Public Relations is a costly and important expense for any company. The dollar cost is significant; the program requires the time and attention of senior management; and there is a substantial potential opportunity cost if it’s not being done well, or as well as it might be.

Like any service, the value and effectiveness of Public Relations is difficult to evaluate. Most Public Relations agencies accept that premise, as they are frequently reluctant to have the quality and impact of their work evaluated. Moreover, they may not even know how to accomplish that evaluation.

In short, if your agency didn’t effect a communications audit or inventory at the outset of its engagement, chances are you’re involved with a firm that believes that generating “ink” is more important than advancing its client’s strategic objectives. Indeed, it is a signal that the agency doesn’t understand that Public Relations is critically important because it shapes the client’s image and reputation, which in turn affects everything from sales, vendor relationships and market capitalization to recruitment and merger activity.

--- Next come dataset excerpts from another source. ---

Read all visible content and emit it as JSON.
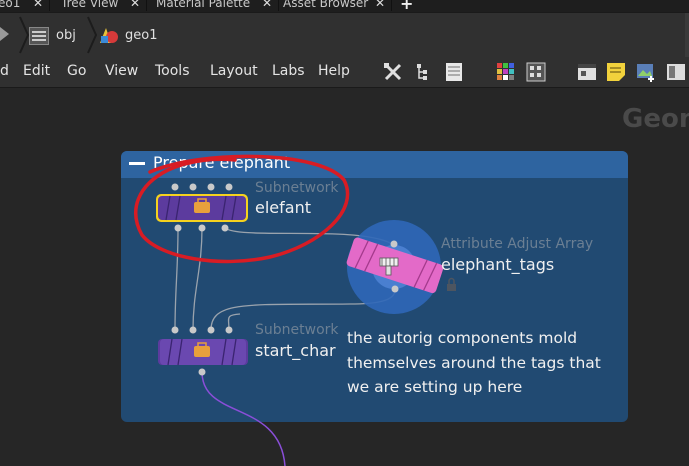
{
  "tabs": [
    {
      "label": "eo1"
    },
    {
      "label": "Tree View"
    },
    {
      "label": "Material Palette"
    },
    {
      "label": "Asset Browser"
    }
  ],
  "path": {
    "obj_label": "obj",
    "geo_label": "geo1"
  },
  "menu": {
    "items": [
      "d",
      "Edit",
      "Go",
      "View",
      "Tools",
      "Layout",
      "Labs",
      "Help"
    ]
  },
  "network": {
    "context_label": "Geom",
    "netbox_title": "Prepare elephant",
    "nodes": [
      {
        "type": "Subnetwork",
        "name": "elefant"
      },
      {
        "type": "Attribute Adjust Array",
        "name": "elephant_tags"
      },
      {
        "type": "Subnetwork",
        "name": "start_char"
      }
    ],
    "sticky_note": "the autorig components mold themselves around the tags that we are setting up here"
  },
  "colors": {
    "netbox_bg": "#214a72",
    "netbox_header": "#2e64a0",
    "subnet_node": "#5c3b9e",
    "selected_outline": "#f5d21e",
    "attribute_node": "#e36ac8",
    "annotation_circle": "#d81c24"
  },
  "icons": [
    "obj-icon",
    "geo-icon",
    "tool-icons",
    "toolbox-icon",
    "lock-icon"
  ]
}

Simply defined, a Communications Audit or Inventory is a survey of a company’s key audiences. Among the groups that might be surveyed are journalists, employees, financial analysts, customers, a segment of the general public, professionals and community leaders. An Audit will accurately identify problems or opportunities, and suggest possible solutions or methods. It also enables the company to take maximum advantage of positive prospects, because it is based directly upon interviews with the audiences of special concern to the client.

In the absence of this kind of objective research, senior executives attempting to respond to perceived or actual problems, or simply attempting to target a communications program to a particular audience, frequently rely on their own perceptions, which sometimes are based on flawed or insufficient information.

An Audit is a basic requirement of Strategic Communications, whether the client be large or small, public or private. And therein lies a significant difference in retaining Strategic Communications counsel and a public relations agency. Unless that basis requirement is satisfied, there can be no truly strategic approach to the development and implementation of a communications program or campaign. Moreover, without the baseline information an Audit provides, evaluating the success or failure of a communications program amounts to little more than guesswork.

While there certainly is a cost involved in designing, executing and analyzing the audit, an Audit need not be especially costly. And compared to the costs of a major Public Relations program that fails to achieve its strategic objectives, or fails to identify and correct a negative perception of the client by a key audience, the cost is almost negligible.

Since an Audit is a serious inventory of key audiences, the research and design techniques will vary with each situation. Beware hastily conceived “strategies” or “proposals” that are derived from a single client meeting and are packaged as an “Audit.” They do not gauge your company’s publics.

A true Communications Audit will identify problems and discover opportunities. It will uncover why a communications breakdown has occurred, or where unaddressed opportunities exist. And it will point the way to solutions.

It is critical to keep in mind that an Audit’s information is worthless unless you also receive guidance on how to make its results actionable. Every Audit must conclude with an analysis of findings and concrete recommendations for subsequent action.

Without information derived from a Communications Audit, a company may just be pouring time and money into well-intentioned programs sending the wrong messages. No matter how clearly facts and figures are packaged, without the foundational understanding of the perceptions of a company’s constituencies, it is all virtually for naught.